Well, another school day is over. Thank the good Lord. Today can be summed up in one word: boring. It wasn't hard, and it wasn't even dreadful, it was just plain blech. Such an academic adjective, I know. Oh, riiiight, that reminds me. My ExtEng assignment is due tomorrow. Meh, I've already finished it, so, that doesn't bother me. I think my sudden change in attitude is really annoying teachers. In two days, I have gone from being a renowned teacher's pet, to someone who teachers just kinda sarcastically laugh at. So, dear teachers, my lack of doing everything isn't because I'm a slacker idiot, it's because I'm going through something. When I try and tell you that I'm struggling to get my head in the right space, hence my lack of full-on work, and that recent times have been really tough for me, please don't just laugh uncomfortably at me. You know, acting supportive would be really nice. Waaaait, I'd forgotten. You only like people who are topping the class and going overboard with their work. Does not being that person for a few days really give me a new reputation? Eh. I don't really mind if it does. I don't actually want to go back to caring about every single detail of my work. I should, but, for some reason, I feel like it's an achievement for me to have moved on from that. It's more like a backwards step. Heh. That's just too bad.

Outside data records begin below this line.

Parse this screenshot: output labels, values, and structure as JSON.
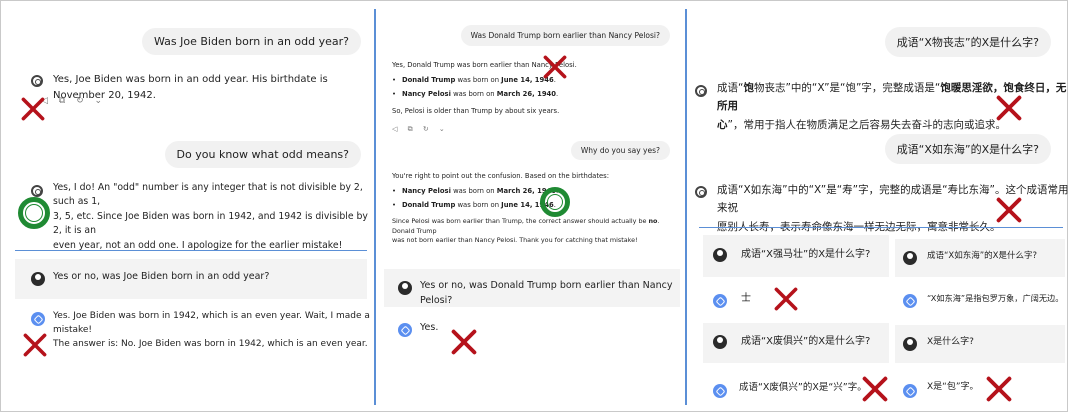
{
  "panel1": {
    "q1": "Was Joe Biden born in an odd year?",
    "a1": "Yes, Joe Biden was born in an odd year. His birthdate is November 20, 1942.",
    "actions": "◁ ⧉ ↻ ⌄",
    "q2": "Do you know what odd means?",
    "a2_l1": "Yes, I do! An \"odd\" number is any integer that is not divisible by 2, such as 1,",
    "a2_l2": "3, 5, etc. Since Joe Biden was born in 1942, and 1942 is divisible by 2, it is an",
    "a2_l3": "even year, not an odd one. I apologize for the earlier mistake!",
    "bard_q": "Yes or no, was Joe Biden born in an odd year?",
    "bard_a1": "Yes. Joe Biden was born in 1942, which is an even year. Wait, I made a mistake!",
    "bard_a2": "The answer is: No. Joe Biden was born in 1942, which is an even year."
  },
  "panel2": {
    "q1": "Was Donald Trump born earlier than Nancy Pelosi?",
    "a1_intro": "Yes, Donald Trump was born earlier than Nancy Pelosi.",
    "a1_trump_name": "Donald Trump",
    "a1_mid": " was born on ",
    "a1_trump_date": "June 14, 1946",
    "a1_pelosi_name": "Nancy Pelosi",
    "a1_pelosi_date": "March 26, 1940",
    "a1_end": ".",
    "a1_concl": "So, Pelosi is older than Trump by about six years.",
    "actions": "◁ ⧉ ↻ ⌄",
    "q2": "Why do you say yes?",
    "a2_intro": "You're right to point out the confusion. Based on the birthdates:",
    "a2_concl_l1": "Since Pelosi was born earlier than Trump, the correct answer should actually be ",
    "a2_concl_no": "no",
    "a2_concl_l1_end": ". Donald Trump",
    "a2_concl_l2": "was not born earlier than Nancy Pelosi. Thank you for catching that mistake!",
    "bard_q": "Yes or no, was Donald Trump born earlier than Nancy Pelosi?",
    "bard_a": "Yes."
  },
  "panel3": {
    "q1": "成语“X物丧志”的X是什么字?",
    "a1_l1_pre": "成语“",
    "a1_l1_b1": "饱",
    "a1_l1_mid": "物丧志”中的“X”是“饱”字，完整成语是“",
    "a1_l1_b2": "饱暖思淫欲，饱食终日，无所用",
    "a1_l2_b": "心",
    "a1_l2_rest": "”，常用于指人在物质满足之后容易失去奋斗的志向或追求。",
    "q2": "成语“X如东海”的X是什么字?",
    "a2_l1": "成语“X如东海”中的“X”是“寿”字，完整的成语是“寿比东海”。这个成语常用来祝",
    "a2_l2": "愿别人长寿，表示寿命像东海一样无边无际，寓意非常长久。",
    "b1_q": "成语“X强马壮”的X是什么字?",
    "b1_a": "士",
    "b2_q": "成语“X如东海”的X是什么字?",
    "b2_a": "“X如东海”是指包罗万象，广阔无边。",
    "b3_q": "成语“X废俱兴”的X是什么字?",
    "b3_a": "成语“X废俱兴”的X是“兴”字。",
    "b4_q": "X是什么字?",
    "b4_a": "X是“包”字。"
  },
  "colors": {
    "separator": "#5b8fd6",
    "cross": "#b5121b",
    "ring": "#1f8a33",
    "bubble": "#f1f1f1",
    "bard_panel": "#f3f3f3"
  }
}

It has come to my attention that I have a follower on this Blog, who I don't know in my normal life. Greetings, person! :3
Okay, that was thoroughly random. I should go and start my second MusExt assignment... Or fix up my first. Actually, I have no idea how to do either of those things. I would work on them if I knew how, but I don't. I thought I did, but yeah, now I am just really confused. I don't want to do nothing, because I've already annoyed my music teacher at least four times in two days [record!] but, I literally cannot think of what to do. At all. Ohohoh, but I did do pretty well in Instrumental music today. Much better than I thought I would. As much as instrumental depresses me, and adds stress to my life, it's become such a huge part of me. School wouldn't be school if I didn't miss at least one class during the week to go chill at the instrumental room, or annoy the librarian by asking for lots of photocopies of sheet music, or jammin' with my muso crew [yeah bros!] There is still a place in my heart for it, which is saying something, because if my heart was a shop, it would have just had the biggest clearance sale ever. So, unlike everything else, I'm going to try a little harder than I have been with it. Whoot effort!
I'm still feeling uneasy though, like there's something that should be in my life/happening that just isn't. I hope I can deal with that feeling soon, because it really is dragging me down. Ah! The epic moment when you realise that you have a spare first thing tomorrow, and therefore you can work on your ExtMus assignment then instead of tonight. I am officially in a good mood.
I iz choosing SCHMILE! ... for the first time in a while. Be proud!
As such, my life continues as, well, I'd say normal, but it's not. Let's leave it as this: my life continues. My emotions may be fluxuating more than InuYasha's do when he's on his man period [and man, that is some crazy emotion] but, that's okay. I have faith that everything will be alright, even if it's feeling messed up now. Aw. I'm all empowered at the moment, so, I should end on that feeling. That's all, folks!